Wednesday, August 22, 2007

WUU! Wuuhuu!

Neither of my computers are exactly speed demons. A 4+ year old desktop and a nearly 2-year-old laptop. As such, I don't run a ton of mods in WoW.

That said, keeping them up-to-date and running -- on two systems -- even when Blizzard is not particularly speedy with updates and patches is a royal pain in the can. I tried several weeks ago to use WoWAceUpdater (WAU).

The first problem was that at the time, everyone was up in arms because they had added an advertising image linker to their updater. That... and I couldn't get the foolish thing to run. It would start, but not get out to the inner-tubes and just didn't work. So, I gave up, marked all my mods as "Load Out of Date" and moved on.

The second problem is that WAU only works with Ace mods. While I tend to gravitate towards the Ace mods in the hopes that they deliver what they advertise as being lightweight and generally less processor/memory "hoggy", I still have a couple of mods that I haven't found adequate replacements for through Ace.
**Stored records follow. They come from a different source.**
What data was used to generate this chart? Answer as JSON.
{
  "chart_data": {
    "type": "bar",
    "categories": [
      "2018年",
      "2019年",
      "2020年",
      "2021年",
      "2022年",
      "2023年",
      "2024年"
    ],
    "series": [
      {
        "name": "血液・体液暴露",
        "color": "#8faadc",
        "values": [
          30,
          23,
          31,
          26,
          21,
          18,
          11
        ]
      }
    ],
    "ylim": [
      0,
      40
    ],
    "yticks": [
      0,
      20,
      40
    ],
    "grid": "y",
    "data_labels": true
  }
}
The third was that their recent crash and downtime was problematic since that was the time period that I was looking to get my mods updated.

Enter WoW UI Updater! WUU!

This little baby seems to do what I need it to do. It updates from Ace, but also from all of the other major UI sites (Curse, UI @ World of War) and has some direct links to mods that aren't posted to the other sites. Auctioneer and a few others.

Last night I finally cleaned out my entire AddOns folder (including some really old stuff) and started the process anew. I quickly on WoWAce found replacements for the things that I feel are required or that are recommended by my guild for raiding (Karazhan only so far). I grabbed Omen. I grabbed Recount (to replace SWStats). I grabbed BigWigs. I had been using BigWigs for a couple of weeks and like it better than DeadlyBossMobs. I grabbed SCT, but I'm not sure I'm going to keep that. I grabbed a few other essentials. I'm not 100% of the way there yet, but my UI generally feels zippier. Omen I particularly like, although I only tried it with my pet and not in a group situation. Hopefully it continues to work as smoothly.

The best part -- for me -- was that WUU lets you export your mod listing to an XML file and import it back in on another computer. So I was able to get everything setup in one place, export the listing, and then move it to the other computer to keep them in sync. The only thing that's not happening right now, is that individual settings for each mods are saved on each machine. I think (99% sure) there's a way to fix this, too, but I need to dig a little further.

If anyone stumbles across this blog and hates managing and updating WoW AddOns, look no further than WUU. It's a SourceForge project, so I'm reasonably confident that it doesn't have adware, spyware, or keyloggers, but I also don't run it while WoW -- or anything else for that matter -- is running and I only give it access to the 'net when I'm doing updates. Great tool!